Twenty-first birthday
Score 3.5
An evil night, Dear Readers. My mom had given me a life-size, robotic skeleton that danced to ZZ Top’s “La Grange” when someone pressed its button. I thought it was the coolest, and brought it back to my gross college house for my big party. At the time, I lived on University Street in Salt Lake City, which is basically frat row without frats. The party grew, and strangers filled the house. I watched people grind and twerk against my beloved skeleton, which—in my head—had suddenly become this symbolic bridge between innocence and damnation. The night raged on, took on a hallucinatory quality of a Terry Gilliam-esque bad trip, and ended when two friends got in a fist fight. The next morning, I found the skeleton broken, unable to perform the ZZ swagger.

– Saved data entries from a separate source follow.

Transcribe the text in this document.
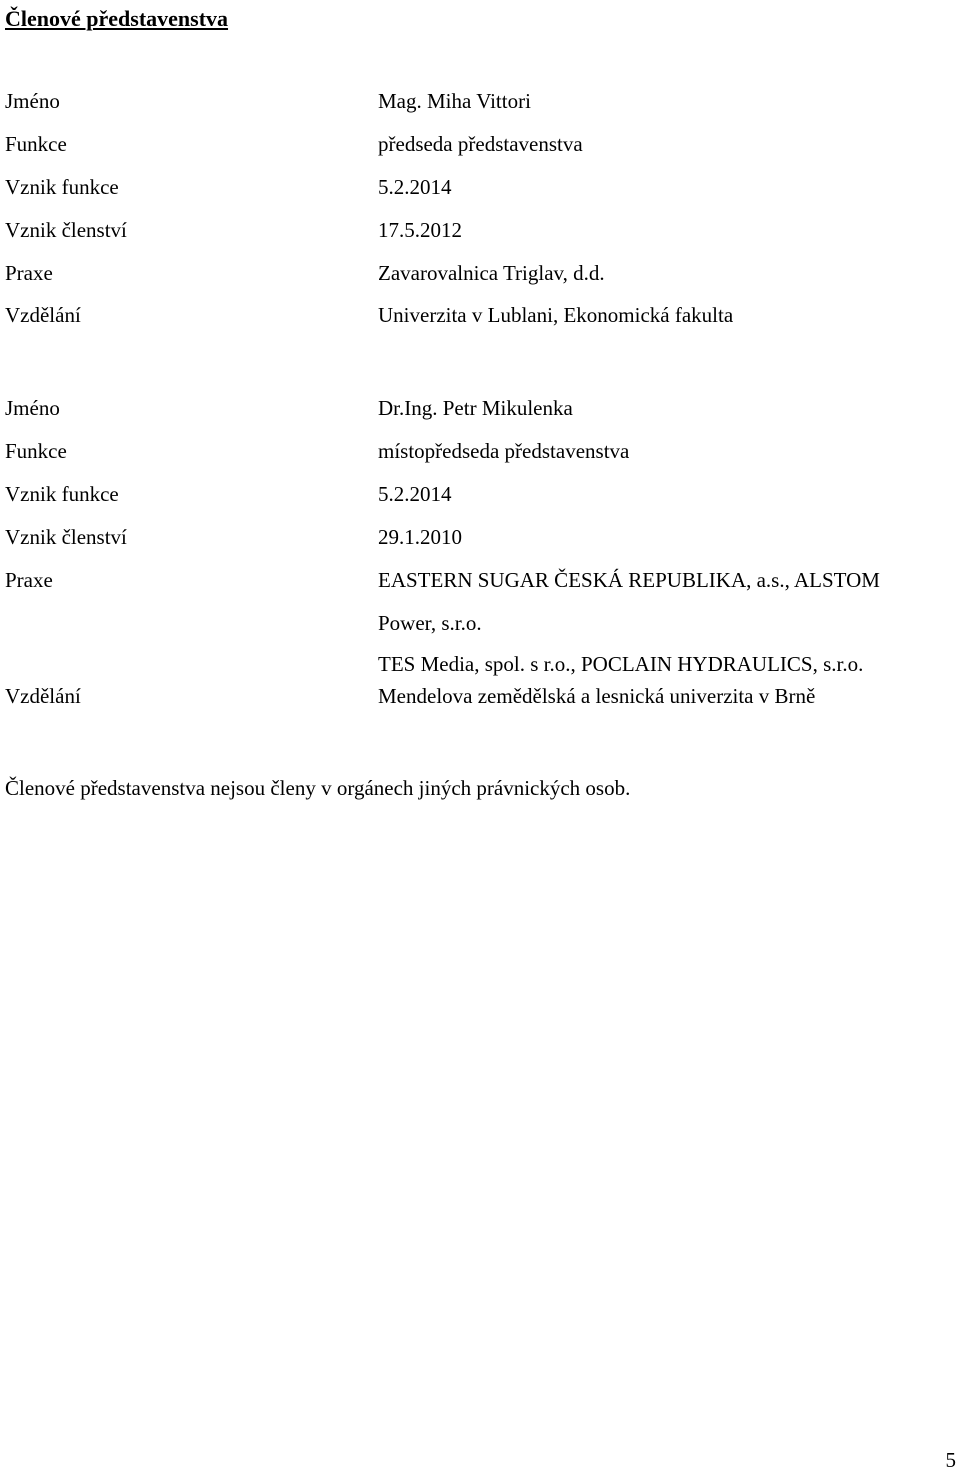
Členové představenstva
Jméno	Mag. Miha Vittori
Funkce	předseda představenstva
Vznik funkce	5.2.2014
Vznik členství	17.5.2012
Praxe	Zavarovalnica Triglav, d.d.
Vzdělání	Univerzita v Lublani, Ekonomická fakulta
Jméno	Dr.Ing. Petr Mikulenka
Funkce	místopředseda představenstva
Vznik funkce	5.2.2014
Vznik členství	29.1.2010
Praxe	EASTERN SUGAR ČESKÁ REPUBLIKA, a.s., ALSTOM
Power, s.r.o.
TES Media, spol. s r.o., POCLAIN HYDRAULICS, s.r.o.
Vzdělání	Mendelova zemědělská a lesnická univerzita v Brně
Členové představenstva nejsou členy v orgánech jiných právnických osob.
5
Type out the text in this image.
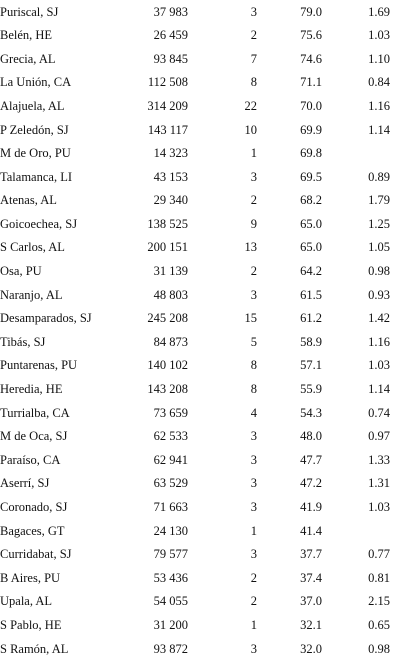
Puriscal, SJ	37 983	3	79.0	1.69	
Belén, HE	26 459	2	75.6	1.03	
Grecia, AL	93 845	7	74.6	1.10	
La Unión, CA	112 508	8	71.1	0.84	
Alajuela, AL	314 209	22	70.0	1.16	
P Zeledón, SJ	143 117	10	69.9	1.14	
M de Oro, PU	14 323	1	69.8		
Talamanca, LI	43 153	3	69.5	0.89	
Atenas, AL	29 340	2	68.2	1.79	
Goicoechea, SJ	138 525	9	65.0	1.25	
S Carlos, AL	200 151	13	65.0	1.05	
Osa, PU	31 139	2	64.2	0.98	
Naranjo, AL	48 803	3	61.5	0.93	
Desamparados, SJ	245 208	15	61.2	1.42	
Tibás, SJ	84 873	5	58.9	1.16	
Puntarenas, PU	140 102	8	57.1	1.03	
Heredia, HE	143 208	8	55.9	1.14	
Turrialba, CA	73 659	4	54.3	0.74	
M de Oca, SJ	62 533	3	48.0	0.97	
Paraíso, CA	62 941	3	47.7	1.33	
Aserrí, SJ	63 529	3	47.2	1.31	
Coronado, SJ	71 663	3	41.9	1.03	
Bagaces, GT	24 130	1	41.4		
Curridabat, SJ	79 577	3	37.7	0.77	
B Aires, PU	53 436	2	37.4	0.81	
Upala, AL	54 055	2	37.0	2.15	
S Pablo, HE	31 200	1	32.1	0.65	
S Ramón, AL	93 872	3	32.0	0.98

It took me a long time to believe that the world was a decent place after that.
Twenty-fifth birthday
Score: 7.0
I had just moved to San Diego eight days prior to my 25th birthday. I had no friends here, and knew no one. I went to Bar Pink where it was Tiki Tuesday and there was a band playing creepy songs. It felt noir AF, and probably the first time I was like, Yeah, okay San Diego, I get where you’re trying to do.
Twenty-seventh birthday
Score 7.5
Only a major birthday because of the whole rockstar death thing. I cheated death by staying in and watching horror movies all day. Ideal method of survival, tbh.
Thirtieth birthday
Score: 8.8 (Best New Birthday)
To close out my third decayed (see what I did there, boils and ghouls??), I got to live out my dream of playing drums in a punk band in front of friends at my favorite bar, The Whistle Stop. Also, as a gift, one of my friends gave me a book on financial management, which I haven’t read yet. Financial responsibility: NOT PUNK!